Images of Death in Mythology and Religion

In Greek mythology death is represented by Thanatos, the god of death. Although Thanatos is a god, like other Greek gods, he has human attributes. He has a human body and is seen as the brother of Hypnos, the god of sleep. A classical image of Thanatos is a barely dressed man with wings who ends people's lives by a gentle touch. In this ancient representation, death is not cruel or frightening, but rather, a kind, inevitable visitor. The anthropomorphism in the illustrations of Thanatos is most visible in a painting by German artist Johannes Heinrich Tischbein, which shows the mother of death, Nyx (the goddess of the night), and her two little children, Thanatos and his brother Hypnos. In the image, the mother Nyx gently places her arms around her two sons.

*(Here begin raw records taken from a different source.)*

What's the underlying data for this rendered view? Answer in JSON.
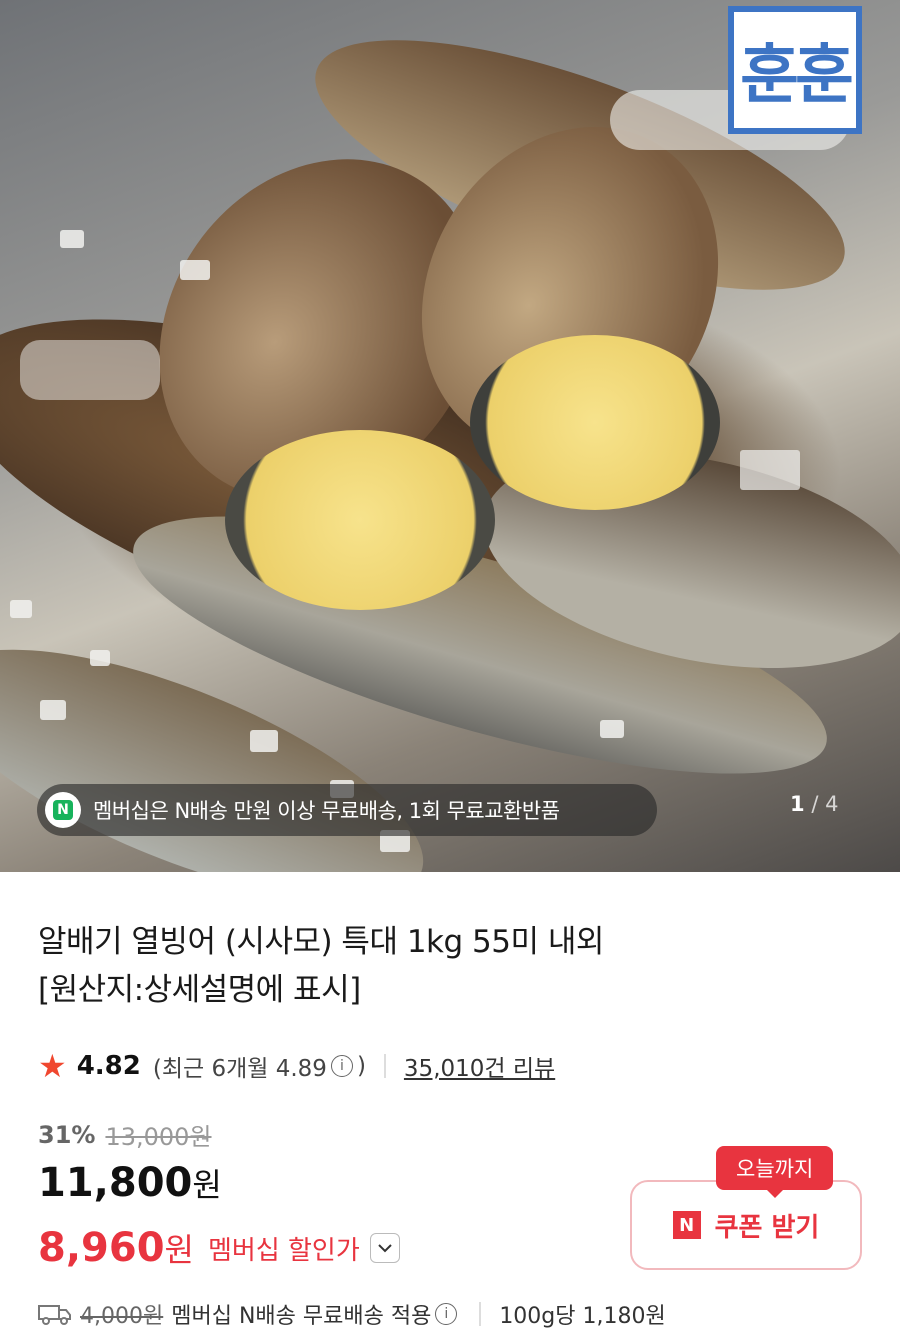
{
  "hero": {
    "brand_logo_text": "훈훈",
    "membership_banner": "멤버십은 N배송 만원 이상 무료배송, 1회 무료교환반품",
    "pager": {
      "current": "1",
      "separator": "/",
      "total": "4"
    }
  },
  "product": {
    "title_line1": "알배기 열빙어 (시사모) 특대 1kg 55미 내외",
    "title_line2": "[원산지:상세설명에 표시]"
  },
  "rating": {
    "value": "4.82",
    "recent_prefix": "(최근 6개월 4.89",
    "recent_suffix": ")",
    "reviews": "35,010건 리뷰"
  },
  "pricing": {
    "discount_rate": "31%",
    "original_price": "13,000원",
    "price_number": "11,800",
    "price_unit": "원",
    "member_price_number": "8,960",
    "member_price_unit": "원",
    "member_price_label": "멤버십 할인가"
  },
  "coupon": {
    "tag": "오늘까지",
    "n_badge": "N",
    "label": "쿠폰 받기"
  },
  "shipping": {
    "original_fee": "4,000원",
    "note": "멤버십 N배송 무료배송 적용",
    "unit_price": "100g당 1,180원"
  },
  "colors": {
    "accent_red": "#e8343f",
    "naver_green": "#17b35c",
    "logo_blue": "#3d74c4",
    "star": "#f0472f"
  }
}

In Hinduism, the god of death is personified in a human-like body, with a human face or a mask, in the form of Yama. A central attribute of this representation is a bull on which Yama is sitting or standing. The god of death holds a rope or a mace and pulls out the souls of those about to die. The gentleness in the image of Thanatos is not to be found in this personification. Moreover Yama brings justice to the world. A popular myth tells that Yama used to be a human who, just before reaching Enlightenment and after 50 years of meditation, was killed by two robbers.

Many images from the Middle Ages of la danse macabre (dance of death) are often combined with parts of texts from the Bible. The dance of death is a metaphor for the last struggle with death. In many images of la danse macabre, death is shown as a dancer, or more precisely, a dancing skeleton, sometimes wearing a robe or piece of cloth. Death also plays different instruments in different images, among others a violin, harp, or drum. In these images, death is touching people or pulling their clothes while showing his teeth, which gives the impression that death is laughing at his guests.